One of the victims of a balcony fall, Charlotte Faris, 23, had not taken out travel insurance. Her family were left struggling to raise the £5000 funds to repatriate her body as a result.2 Needing to make a claim in such tragic circumstances is mercifully rare. What is more common though is for a broken bone or even a minor injury abroad resulting in years of financial hardship.

Just ask Matthew Ragwell, 22, after falling from one of the many treacherous balconies in Magaluf (which are notorious for their insufficiently tall railings) he was left with a £40,000 bill to pay after requiring an ambulance to a local hospital, followed by repeated scans, the care of several medical staff and the bed rent for a fortnight stay.

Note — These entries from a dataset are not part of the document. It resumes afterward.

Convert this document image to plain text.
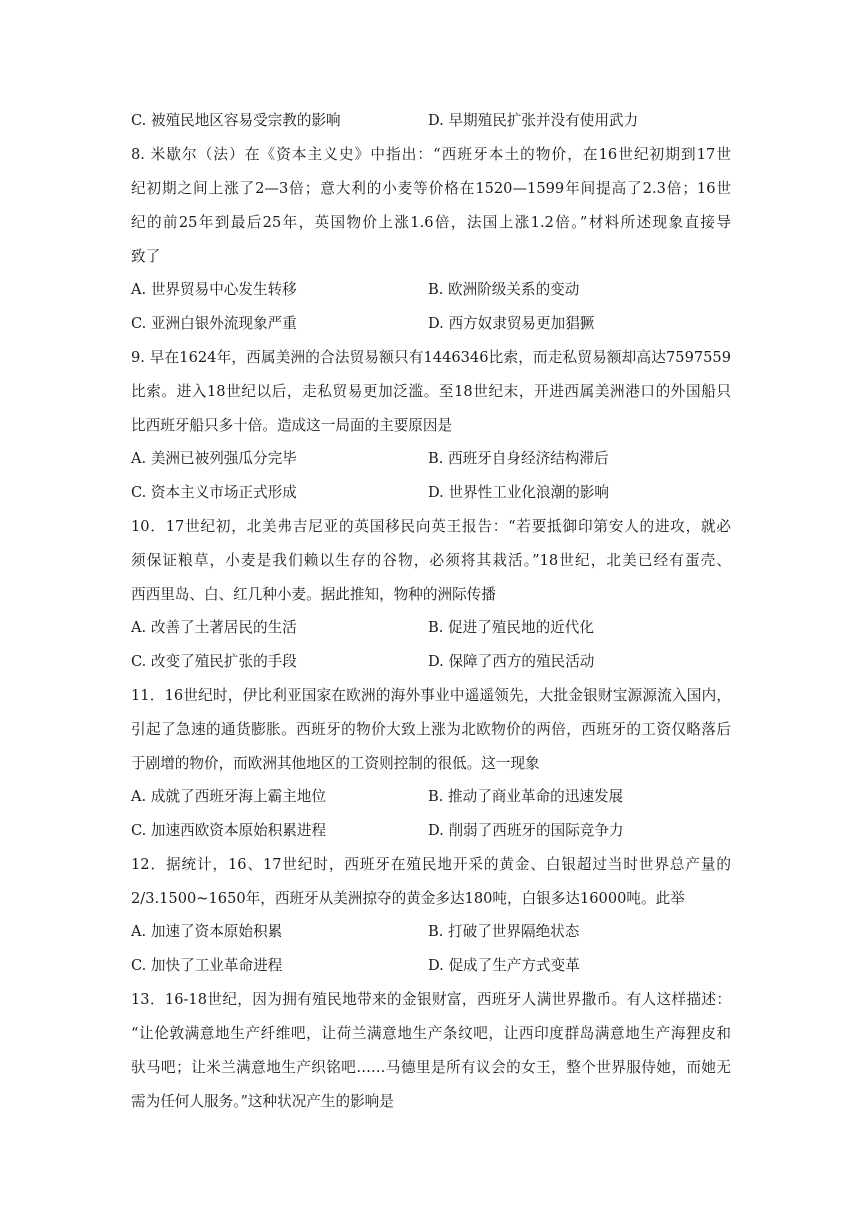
C. 被殖民地区容易受宗教的影响	D. 早期殖民扩张并没有使用武力
8. 米歇尔（法）在《资本主义史》中指出：“西班牙本土的物价，在16世纪初期到17世
纪初期之间上涨了2—3倍；意大利的小麦等价格在1520—1599年间提高了2.3倍；16世
纪的前25年到最后25年，英国物价上涨1.6倍，法国上涨1.2倍。”材料所述现象直接导
致了
A. 世界贸易中心发生转移	B. 欧洲阶级关系的变动
C. 亚洲白银外流现象严重	D. 西方奴隶贸易更加猖獗
9. 早在1624年，西属美洲的合法贸易额只有1446346比索，而走私贸易额却高达7597559
比索。进入18世纪以后，走私贸易更加泛滥。至18世纪末，开进西属美洲港口的外国船只
比西班牙船只多十倍。造成这一局面的主要原因是
A. 美洲已被列强瓜分完毕	B. 西班牙自身经济结构滞后
C. 资本主义市场正式形成	D. 世界性工业化浪潮的影响
10．17世纪初，北美弗吉尼亚的英国移民向英王报告：“若要抵御印第安人的进攻，就必
须保证粮草，小麦是我们赖以生存的谷物，必须将其栽活。”18世纪，北美已经有蛋壳、
西西里岛、白、红几种小麦。据此推知，物种的洲际传播
A. 改善了土著居民的生活	B. 促进了殖民地的近代化
C. 改变了殖民扩张的手段	D. 保障了西方的殖民活动
11．16世纪时，伊比利亚国家在欧洲的海外事业中遥遥领先，大批金银财宝源源流入国内，
引起了急速的通货膨胀。西班牙的物价大致上涨为北欧物价的两倍，西班牙的工资仅略落后
于剧增的物价，而欧洲其他地区的工资则控制的很低。这一现象
A. 成就了西班牙海上霸主地位	B. 推动了商业革命的迅速发展
C. 加速西欧资本原始积累进程	D. 削弱了西班牙的国际竞争力
12．据统计，16、17世纪时，西班牙在殖民地开采的黄金、白银超过当时世界总产量的
2/3.1500~1650年，西班牙从美洲掠夺的黄金多达180吨，白银多达16000吨。此举
A. 加速了资本原始积累	B. 打破了世界隔绝状态
C. 加快了工业革命进程	D. 促成了生产方式变革
13．16-18世纪，因为拥有殖民地带来的金银财富，西班牙人满世界撒币。有人这样描述：
“让伦敦满意地生产纤维吧，让荷兰满意地生产条纹吧，让西印度群岛满意地生产海狸皮和
驮马吧；让米兰满意地生产织铭吧……马德里是所有议会的女王，整个世界服侍她，而她无
需为任何人服务。”这种状况产生的影响是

All this was done due to the risk, in fact unrealised, that he may have broken his back. “I know I’m lucky to escape with my health intact, but I cannot believe that people don’t know about these fierce costs abroad. I guess, looking back, I always took for granted that an equivalent of the NHS would be out there. Stupid I know! When the nursing staff asked to see my insurance before they even asked my name I was stunned. It took some effort to persuade them that I had sufficient funds for my treatment. It’s terrifying to me to think that, if I hadn’t been in the position of being able to call mum and dad to transfer funds, I might have be turned away altogether.”

Matt has had to take an interruption of study to work to pay back his parents.  “I’m absolutely gutted, I’ll be working minimum wage jobs for two years now before I can return to uni, and I’m not looking forward to having to explain to future employers just exactly the specifics of my extenuating circumstances that meant it took me 5 years to finish a 3 year course.

Most insurance policies will not cover you if you have an accident whilst intoxicated. It’s vital that you check the wording of any policy you take out to make sure that it will cover any activities you’re planning. Don’t let wading through inappropriate ones dissuade you though. A final word from Matt, “Don’t learn the hard way like me, this incident has brought so much disruption to my life. When I think it could have all been avoided, for the sake of travel insurance, and a bit of common sense, I could cry.”